Panoplie

Auteur : Christian Legrève, animateur au Centre Franco Basaglia

Résumé :  Nous sommes des êtres de raison, d’émotions et de relations. Pas d’ordre hiérarchique entre ces trois dimensions de notre humanité. Certain-e-s, à certains moments, vont donner plus d’importance à l’une ou à l’autre. Mais tout le monde s’accordera pour dire que ce sont trois moteurs de notre évolution, de nos actions, trois angles d’approche de notre humanité.

Temps de lecture : 20 minutes

Une stratégie pour penser et agir dans la complexité

Nous sommes des êtres de raison, d’émotions et de relations. Je ne mets pas d’ordre hiérarchique entre ces trois dimensions de notre humanité. Certain-e-s, à certains moments, vont donner plus d’importance à l’une ou à l’autre. Mais tout le monde s’accordera pour dire que ce sont trois moteurs de notre évolution, de nos actions, trois angles d’approche de notre humanité.

Ce qui nous fait bouger, changer, avancer, agir, c’est parfois nos émotions. Ou plutôt les sentiments, les affects qui naissent à partir de nos émotions. Une prise de conscience soudaine, une étincelle qui fait que tout se met en ordre, ou, au contraire, qui remet tout en question. On tombe amoureux, on découvre un enfant, on voit le jour se lever sur la campagne embrumée, on a un gros rhume, on assiste à un concert de Lara Fabian, on découvre le palais de l’Alhambra, le mont Tabor, ou les conditions de vie des réfugiés en Belgique.

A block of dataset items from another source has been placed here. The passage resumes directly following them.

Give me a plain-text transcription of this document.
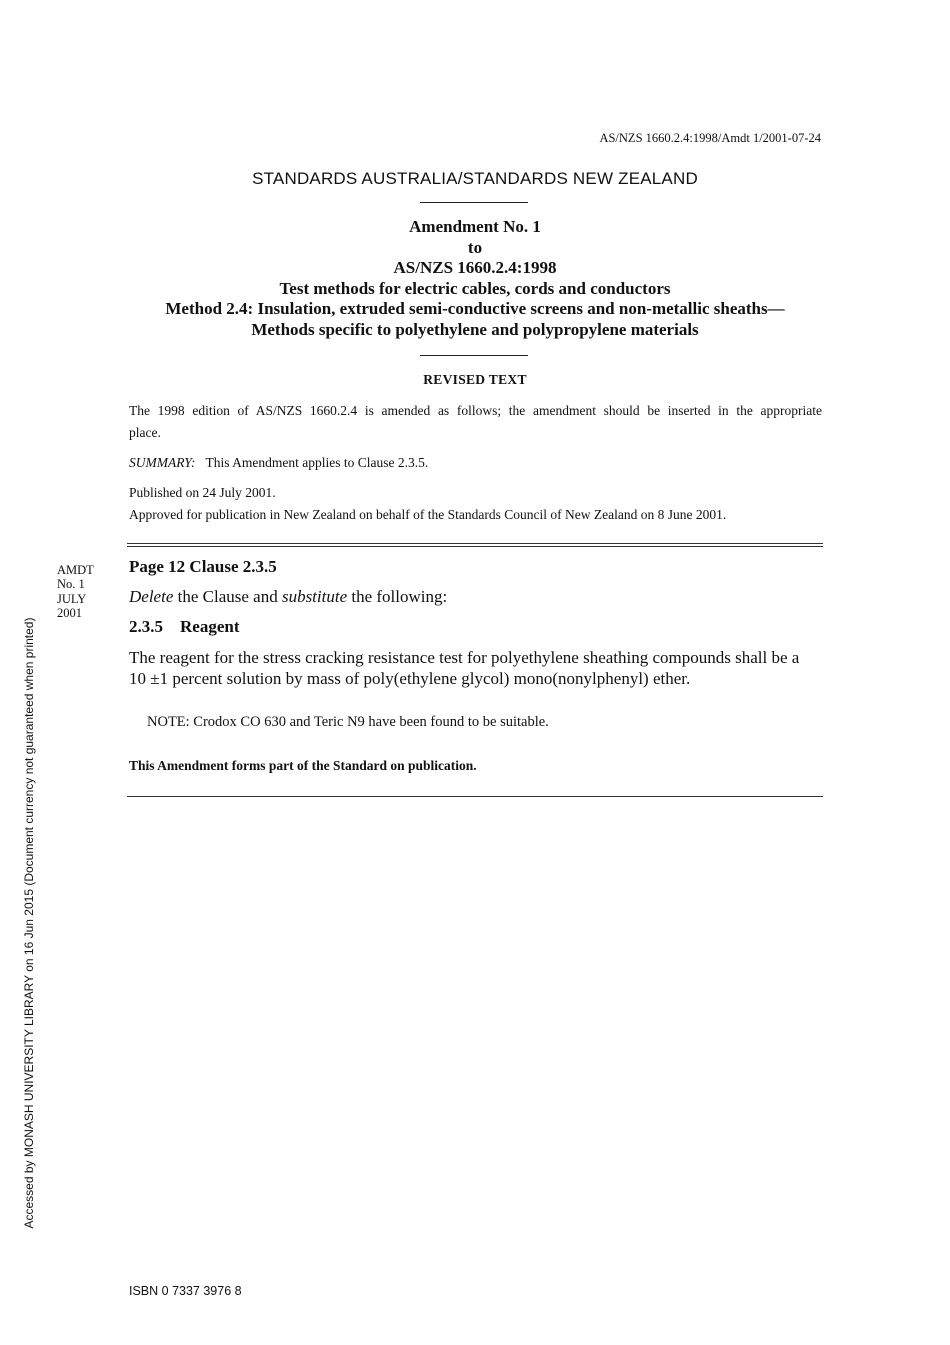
AS/NZS 1660.2.4:1998/Amdt 1/2001-07-24
STANDARDS AUSTRALIA/STANDARDS NEW ZEALAND
Amendment No. 1
to
AS/NZS 1660.2.4:1998
Test methods for electric cables, cords and conductors
Method 2.4: Insulation, extruded semi-conductive screens and non-metallic sheaths—
Methods specific to polyethylene and polypropylene materials
REVISED TEXT
The 1998 edition of AS/NZS 1660.2.4 is amended as follows; the amendment should be inserted in the appropriate place.
SUMMARY: This Amendment applies to Clause 2.3.5.
Published on 24 July 2001.
Approved for publication in New Zealand on behalf of the Standards Council of New Zealand on 8 June 2001.
AMDT
No. 1
JULY
2001
Page 12 Clause 2.3.5
Delete the Clause and substitute the following:
2.3.5    Reagent
The reagent for the stress cracking resistance test for polyethylene sheathing compounds shall be a 10 ±1 percent solution by mass of poly(ethylene glycol) mono(nonylphenyl) ether.
NOTE: Crodox CO 630 and Teric N9 have been found to be suitable.
This Amendment forms part of the Standard on publication.
Accessed by MONASH UNIVERSITY LIBRARY on 16 Jun 2015 (Document currency not guaranteed when printed)
ISBN 0 7337 3976 8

Et soudain, plus rien n’est comme avant.

C’est parfois le raisonnement qui nous met en mouvement. On lit tout Spinoza et on y réfléchit pendant des jours et des nuits, on pèse posément le pour, le contre, le rouge, le noir et le sourire de la crémière. On écoute une interview politique sur une chaîne publique d’information, et on est pris d’un doute. On essaye de faire la part des choses, de distinguer ce qui doit l’être. On analyse, on compare, on se questionne.
Mais ce sont aussi les rencontres qui nous font bouger. Les grandes rencontres, décisives, et la diversité des relations quotidiennes. Les rapports dans lesquels nous vivons avec les autres. Rapports choisis, rapports imposés, contraints, informels ou codifiés. A deux, à quatre, à 40, à 20.000, à 11 millions. Dans des contextes donnés, dans des cadres, parfois.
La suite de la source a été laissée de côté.